Miércoles 10 de diciembre, 2025

El geranio

Me encantan los geranios. Mi afición por ellos se remonta a la infancia. Cuando tenía seis años, mi familia abandonó Melilla para trasladarse a Murcia. Y con la mudanza, una alegre balconada que miraba a su puerto quedó definitivamente atrás. 

Nada más llegar a la nueva casa, mi madre salió a la terraza y confirmó sus temores: ni rastro del mar; allí delante sólo encontró una calle... Sin embargo, no se dejó dominar por la nostalgia y la pesadumbre. Lejos de eso, se apresuró a engalanar aquel pequeño espacio abierto con unos tiestos que primero pintó de amarillo y luego remató con pinceladas sueltas de verde, rojo y azul. Solo faltaban los esquejes –e ignoro de dónde los sacó– pero, al poco tiempo, ya estaban plantados y la obra concluida. 

La sorpresa para mí fue ver cómo se llenaban primero de hojas y luego cubrirse por racimos de florecillas de un intenso rojo carmesí.  

Un día no pude resistirme a acariciar aquellas hojas que parecían tan sedosas y su intensa fragancia se quedó impregnada en la yema de mis dedos. 




El recuerdo de aquella experiencia en Murcia siempre me ha acompañado. De hecho, he intentado revivirla cultivando geranios en varias ocasiones. Siempre sin éxito. Los adquiría en viveros, me aseguraba de que recibieran todos los cuidados —luz solar abundante, riego justo...— pero a las pocas semanas, aparecían unos gusanos y los devoraban. Cuanto más esmero ponía en cuidarlos, más pronto se presentaban. Por lo visto, una mariposa foránea, embriagada por la fragancia de las hojas, sembraba en ellos sus diminutos huevos.

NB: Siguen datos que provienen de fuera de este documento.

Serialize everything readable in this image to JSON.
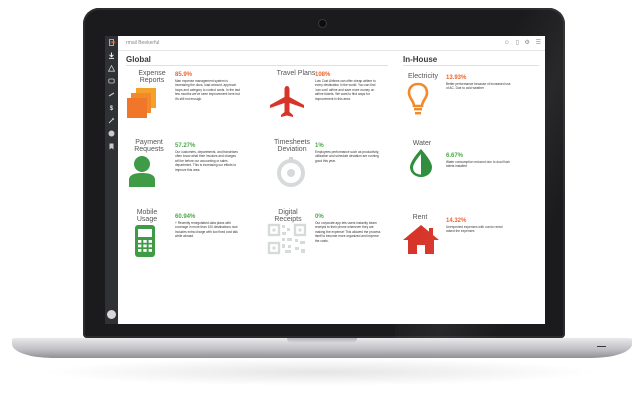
{
  "app": {
    "brand": "rmail Beekerful",
    "logo": "»»"
  },
  "colors": {
    "orange": "#f0642d",
    "green": "#4aa84a",
    "red": "#d8352a",
    "gray": "#cfd3d4"
  },
  "sections": {
    "global_title": "Global",
    "inhouse_title": "In-House"
  },
  "metrics": {
    "expense": {
      "label": "Expense\nReports",
      "value": "85.9%",
      "desc": "Man expense management system is increasing the docs, load amount, approval loops and category to control costs. In the last few months we've seen improvement here but it's still not enough."
    },
    "travel": {
      "label": "Travel Plans",
      "value": "108%",
      "desc": "Low Cost Airlines can offer cheap airfare to every destination in the world. You can find 'can cost' airline and save more money on airline tickets. We want to find ways for improvement in this area."
    },
    "electricity": {
      "label": "Electricity",
      "value": "13.93%",
      "desc": "Better performance because of increased use of AC. Due to cold weather"
    },
    "payment": {
      "label": "Payment\nRequests",
      "value": "57.27%",
      "desc": "Our customers, departments, and franchises often know what their invoices and charges will be before our accounting or sales department. This is increasing our efforts to improve this area."
    },
    "timesheets": {
      "label": "Timesheets\nDeviation",
      "value": "1%",
      "desc": "Employees performance such as productivity, utilization and schedule deviation are running good this year."
    },
    "water": {
      "label": "Water",
      "value": "6.67%",
      "desc": "Water consumption reduced due to dual flush toilets installed"
    },
    "mobile": {
      "label": "Mobile\nUsage",
      "value": "60.94%",
      "desc": "+ Recently renegotiated data plans with coverage in more than 100 destinations now includes extra charge with low fixed cost talk while abroad."
    },
    "receipts": {
      "label": "Digital\nReceipts",
      "value": "0%",
      "desc": "Our corporate app lets users instantly beam receipts to their phone whenever they are making the expense! This allowed the process itself to become more organized and improve the costs."
    },
    "rent": {
      "label": "Rent",
      "value": "14.32%",
      "desc": "Unexpected expenses with condo rental raised the expenses"
    }
  },
  "sidebar": {
    "icons": [
      "document-icon",
      "download-icon",
      "warning-icon",
      "chat-icon",
      "link-icon",
      "dollar-icon",
      "tools-icon",
      "info-icon",
      "bookmark-icon"
    ]
  }
}
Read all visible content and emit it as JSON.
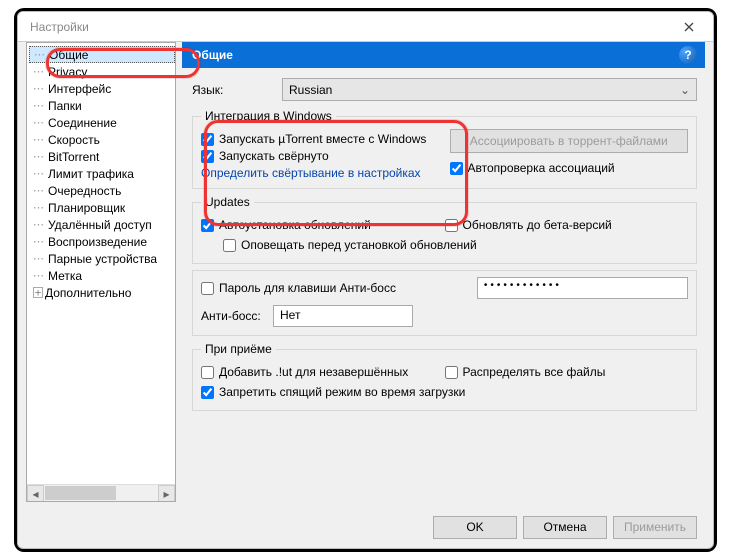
{
  "window": {
    "title": "Настройки",
    "close_x": "✕"
  },
  "sidebar": {
    "items": [
      "Общие",
      "Privacy",
      "Интерфейс",
      "Папки",
      "Соединение",
      "Скорость",
      "BitTorrent",
      "Лимит трафика",
      "Очередность",
      "Планировщик",
      "Удалённый доступ",
      "Воспроизведение",
      "Парные устройства",
      "Метка",
      "Дополнительно"
    ]
  },
  "content": {
    "heading": "Общие",
    "help": "?",
    "language": {
      "label": "Язык:",
      "value": "Russian"
    },
    "integration": {
      "legend": "Интеграция в Windows",
      "start_with_windows": "Запускать µTorrent вместе с Windows",
      "start_minimized": "Запускать свёрнуто",
      "minimize_setting": "Определить свёртывание в настройках",
      "associate_btn": "Ассоциировать в торрент-файлами",
      "autocheck": "Автопроверка ассоциаций"
    },
    "updates": {
      "legend": "Updates",
      "auto_update": "Автоустановка обновлений",
      "beta": "Обновлять до бета-версий",
      "notify": "Оповещать перед установкой обновлений"
    },
    "antiboss": {
      "password_chk": "Пароль для клавиши Анти-босс",
      "password_value": "••••••••••••",
      "label": "Анти-босс:",
      "value": "Нет"
    },
    "receive": {
      "legend": "При приёме",
      "add_ut": "Добавить .!ut для незавершённых",
      "prealloc": "Распределять все файлы",
      "no_standby": "Запретить спящий режим во время загрузки"
    }
  },
  "footer": {
    "ok": "OK",
    "cancel": "Отмена",
    "apply": "Применить"
  }
}
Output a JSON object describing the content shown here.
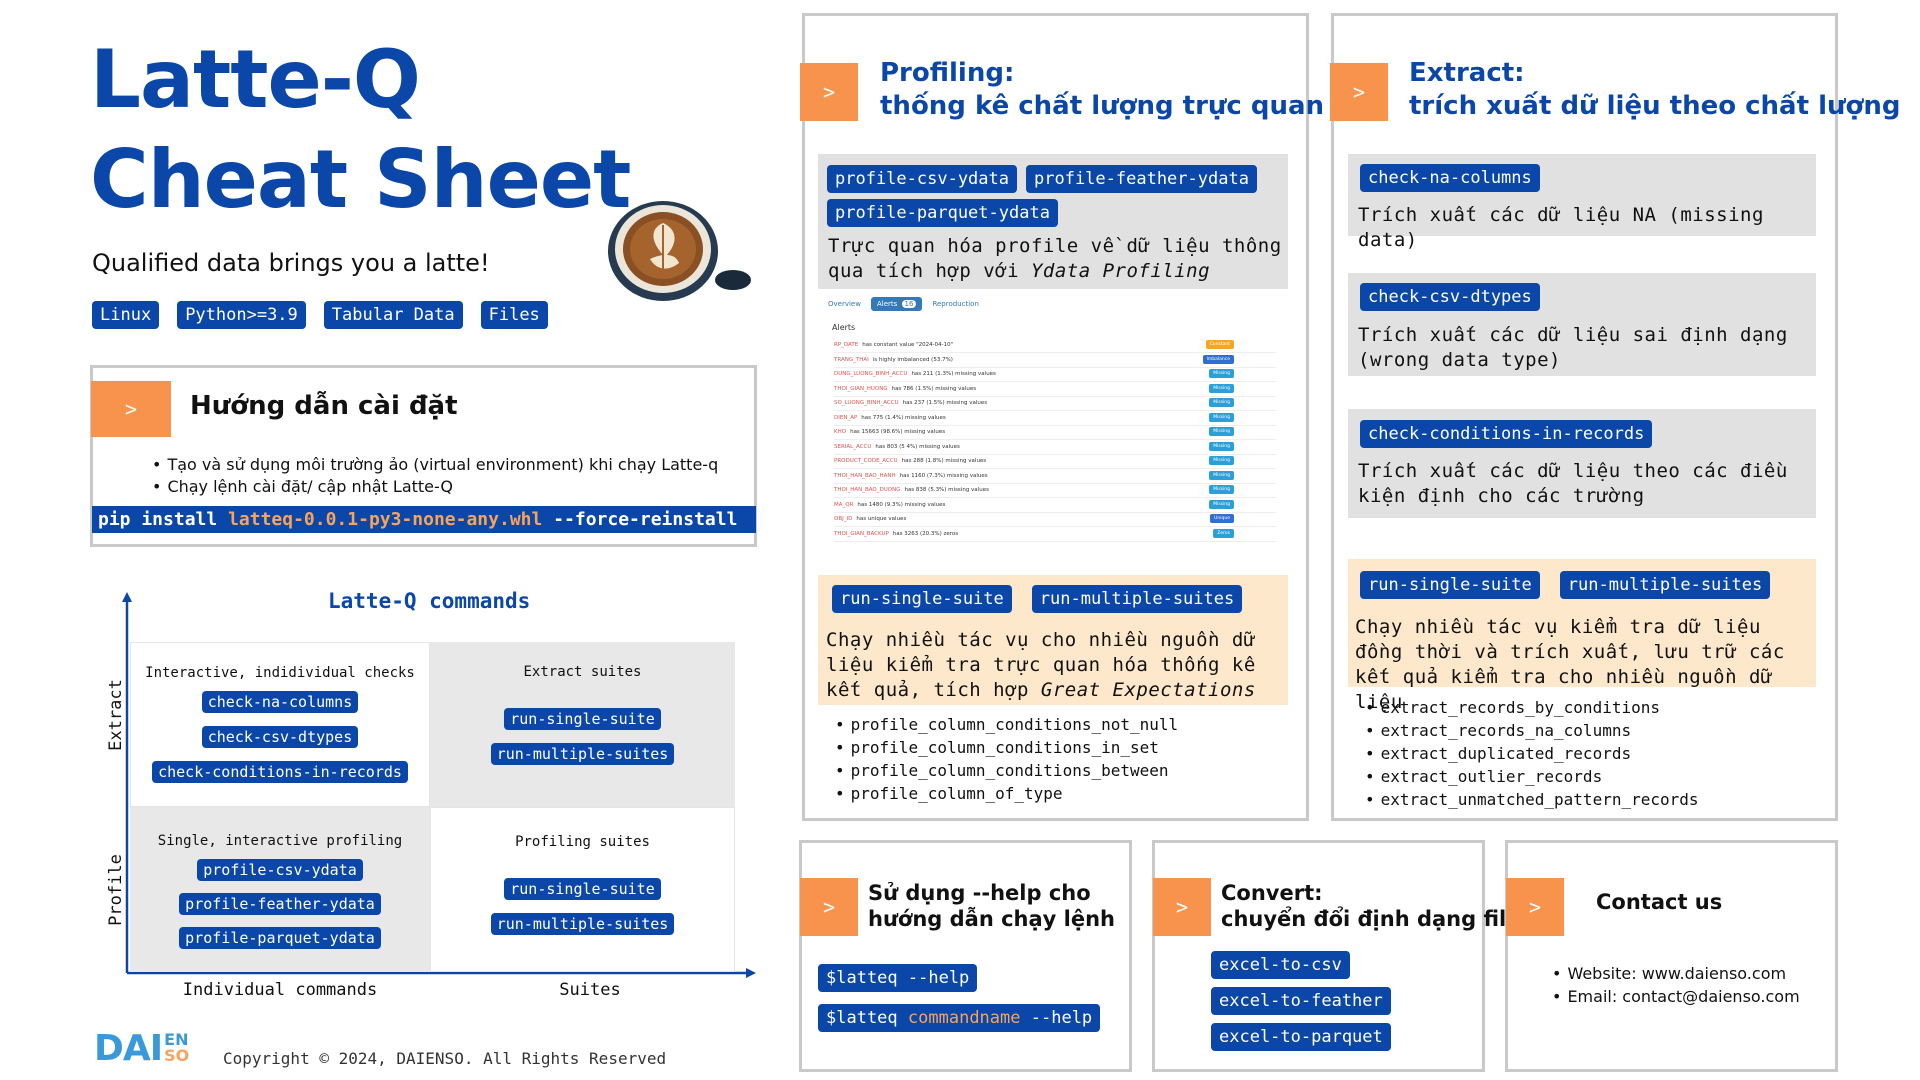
{
  "header": {
    "title_line1": "Latte-Q",
    "title_line2": "Cheat Sheet",
    "tagline": "Qualified data brings you a latte!",
    "badges": [
      "Linux",
      "Python>=3.9",
      "Tabular Data",
      "Files"
    ]
  },
  "install": {
    "chevron": ">",
    "title": "Hướng dẫn cài đặt",
    "bullets": [
      "Tạo và sử dụng môi trường ảo (virtual environment) khi chạy Latte-q",
      "Chạy lệnh cài đặt/ cập nhật Latte-Q"
    ],
    "cmd_prefix": "pip install",
    "cmd_pkg": "latteq-0.0.1-py3-none-any.whl",
    "cmd_suffix": "--force-reinstall"
  },
  "matrix": {
    "title": "Latte-Q commands",
    "y_top": "Extract",
    "y_bottom": "Profile",
    "x_left": "Individual commands",
    "x_right": "Suites",
    "q1": {
      "title": "Interactive, indidividual checks",
      "tags": [
        "check-na-columns",
        "check-csv-dtypes",
        "check-conditions-in-records"
      ]
    },
    "q2": {
      "title": "Extract suites",
      "tags": [
        "run-single-suite",
        "run-multiple-suites"
      ]
    },
    "q3": {
      "title": "Single, interactive profiling",
      "tags": [
        "profile-csv-ydata",
        "profile-feather-ydata",
        "profile-parquet-ydata"
      ]
    },
    "q4": {
      "title": "Profiling suites",
      "tags": [
        "run-single-suite",
        "run-multiple-suites"
      ]
    }
  },
  "footer": {
    "logo_main": "DAI",
    "logo_en": "EN",
    "logo_so": "SO",
    "copyright": "Copyright © 2024, DAIENSO. All Rights Reserved"
  },
  "profiling": {
    "chevron": ">",
    "title_line1": "Profiling:",
    "title_line2": "thống kê chất lượng trực quan",
    "tags": [
      "profile-csv-ydata",
      "profile-feather-ydata",
      "profile-parquet-ydata"
    ],
    "desc_prefix": "Trực quan hóa profile về dữ liệu thông qua tích hợp với ",
    "desc_em": "Ydata Profiling",
    "screenshot": {
      "tabs": [
        "Overview",
        "Alerts",
        "Reproduction"
      ],
      "alerts_count": "16",
      "section": "Alerts",
      "rows": [
        {
          "col": "RP_DATE",
          "text": "has constant value \"2024-04-10\"",
          "badge": "Constant",
          "color": "#f5a623"
        },
        {
          "col": "TRANG_THAI",
          "text": "is highly imbalanced (53.7%)",
          "badge": "Imbalance",
          "color": "#2f6fd1"
        },
        {
          "col": "DUNG_LUONG_BINH_ACCU",
          "text": "has 211 (1.3%) missing values",
          "badge": "Missing",
          "color": "#2c9fd6"
        },
        {
          "col": "THOI_GIAN_HUONG",
          "text": "has 786 (1.5%) missing values",
          "badge": "Missing",
          "color": "#2c9fd6"
        },
        {
          "col": "SO_LUONG_BINH_ACCU",
          "text": "has 237 (1.5%) missing values",
          "badge": "Missing",
          "color": "#2c9fd6"
        },
        {
          "col": "DIEN_AP",
          "text": "has 775 (1.4%) missing values",
          "badge": "Missing",
          "color": "#2c9fd6"
        },
        {
          "col": "KHO",
          "text": "has 15663 (98.6%) missing values",
          "badge": "Missing",
          "color": "#2c9fd6"
        },
        {
          "col": "SERIAL_ACCU",
          "text": "has 803 (5 4%) missing values",
          "badge": "Missing",
          "color": "#2c9fd6"
        },
        {
          "col": "PRODUCT_CODE_ACCU",
          "text": "has 288 (1.8%) missing values",
          "badge": "Missing",
          "color": "#2c9fd6"
        },
        {
          "col": "THOI_HAN_BAO_HANH",
          "text": "has 1160 (7.3%) missing values",
          "badge": "Missing",
          "color": "#2c9fd6"
        },
        {
          "col": "THOI_HAN_BAO_DUONG",
          "text": "has 838 (5.3%) missing values",
          "badge": "Missing",
          "color": "#2c9fd6"
        },
        {
          "col": "MA_QR",
          "text": "has 1480 (9.3%) missing values",
          "badge": "Missing",
          "color": "#2c9fd6"
        },
        {
          "col": "OBJ_ID",
          "text": "has unique values",
          "badge": "Unique",
          "color": "#2f6fd1"
        },
        {
          "col": "THOI_GIAN_BACKUP",
          "text": "has 3263 (20.3%) zeros",
          "badge": "Zeros",
          "color": "#2c9fd6"
        }
      ]
    },
    "suite_tags": [
      "run-single-suite",
      "run-multiple-suites"
    ],
    "suite_desc_prefix": "Chạy nhiều tác vụ cho nhiều nguồn dữ liệu kiểm tra trực quan hóa thống kê kết quả, tích hợp ",
    "suite_desc_em": "Great Expectations",
    "functions": [
      "profile_column_conditions_not_null",
      "profile_column_conditions_in_set",
      "profile_column_conditions_between",
      "profile_column_of_type"
    ]
  },
  "extract": {
    "chevron": ">",
    "title_line1": "Extract:",
    "title_line2": "trích xuất dữ liệu theo chất lượng",
    "items": [
      {
        "tag": "check-na-columns",
        "desc": "Trích xuất các dữ liệu NA (missing data)"
      },
      {
        "tag": "check-csv-dtypes",
        "desc": "Trích xuất các dữ liệu sai định dạng (wrong data type)"
      },
      {
        "tag": "check-conditions-in-records",
        "desc": "Trích xuất các dữ liệu theo các điều kiện định cho các trường"
      }
    ],
    "suite_tags": [
      "run-single-suite",
      "run-multiple-suites"
    ],
    "suite_desc": "Chạy nhiều tác vụ kiểm tra dữ liệu đồng thời và trích xuất, lưu trữ các kết quả kiểm tra cho nhiều nguồn dữ liệu",
    "functions": [
      "extract_records_by_conditions",
      "extract_records_na_columns",
      "extract_duplicated_records",
      "extract_outlier_records",
      "extract_unmatched_pattern_records"
    ]
  },
  "help": {
    "chevron": ">",
    "title_line1": "Sử dụng --help cho",
    "title_line2": "hướng dẫn chạy lệnh",
    "cmd1": "$latteq --help",
    "cmd2_prefix": "$latteq",
    "cmd2_name": "commandname",
    "cmd2_suffix": "--help"
  },
  "convert": {
    "chevron": ">",
    "title_line1": "Convert:",
    "title_line2": "chuyển đổi định dạng file",
    "tags": [
      "excel-to-csv",
      "excel-to-feather",
      "excel-to-parquet"
    ]
  },
  "contact": {
    "chevron": ">",
    "title": "Contact us",
    "website": "Website: www.daienso.com",
    "email": "Email: contact@daienso.com"
  },
  "colors": {
    "brand_blue": "#0a47a9",
    "accent_orange": "#f7934c",
    "highlight_orange": "#f7a35c",
    "panel_gray": "#e1e1e1",
    "panel_peach": "#fde8cc",
    "border_gray": "#c9c9c9"
  }
}
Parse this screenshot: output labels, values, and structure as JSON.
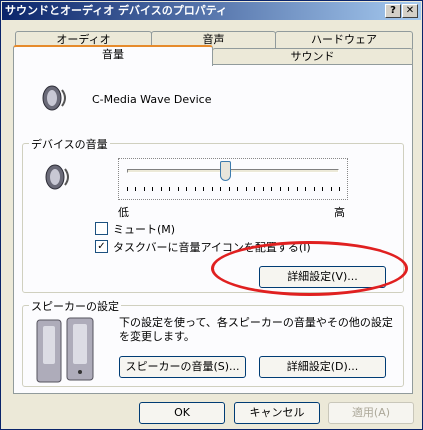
{
  "window": {
    "title": "サウンドとオーディオ デバイスのプロパティ",
    "help_label": "?",
    "close_label": "✕"
  },
  "tabs": {
    "row1": [
      "オーディオ",
      "音声",
      "ハードウェア"
    ],
    "row2": [
      "音量",
      "サウンド"
    ],
    "active": "音量"
  },
  "device": {
    "name": "C-Media Wave Device"
  },
  "device_volume": {
    "group_label": "デバイスの音量",
    "slider_low": "低",
    "slider_high": "高",
    "slider_value": 0.46,
    "mute_label": "ミュート(M)",
    "mute_checked": false,
    "taskbar_label": "タスクバーに音量アイコンを配置する(I)",
    "taskbar_checked": true,
    "check_mark": "✓",
    "advanced_button": "詳細設定(V)..."
  },
  "speakers": {
    "group_label": "スピーカーの設定",
    "description": "下の設定を使って、各スピーカーの音量やその他の設定を変更します。",
    "speaker_volume_button": "スピーカーの音量(S)...",
    "advanced_button": "詳細設定(D)..."
  },
  "footer": {
    "ok": "OK",
    "cancel": "キャンセル",
    "apply": "適用(A)"
  },
  "colors": {
    "annotation": "#e02020",
    "title_gradient_start": "#0a246a"
  }
}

Probé múltiples recetas pero no había manera. Así hasta hace unos pocos años, en que por fin di con un remedio eficaz: pulverizar las hojas con un poco de insecticida diluido en agua. Fue entonces cuando de la maldita oruga taladradora de tallos, no quedó ni rastro.

Ahora no solo los disfruto. También aprendo de sus necesidades. Ver cómo responden a mis cuidados es un todo un espectáculo. Sobre todo, si empleo paciencia. En una ocasión, a la vuelta de vacaciones de verano, estuve a punto de deshacerme de algunos. Estaban agotados y de su esplendor reciente apenas quedaba nada. Pero mi hijo menor, adivinando mis intenciones, me disuadió. Recuerdo que dijo: “déjalos estar, dales otra oportunidad y si no responden, entonces los repones”. Le hice caso y a las pocas semanas, los geranios más languidecientes habían recuperado su antiguo vigor. Lo que yo había interpretado como debilidad, era en realidad el descanso que necesitaban para volver con más fuerza.

En otro momento, lo que hice fue cortar y meter las ramitas más feas en un recipiente con agua. Al cabo de un par de semanas, quizá menos, las volví a plantar. Y para mi sorpresa, ¡agarraron! Al poco tiempo lucían tan vigorosas como las demás. Entonces me acordé de mi madre. Y de sus tiestos de colores, testigos de la nueva etapa que para nosotros se abría y que casi nos hizo olvidar las doradas arenas de nuestra entrañable Melilla... Casi.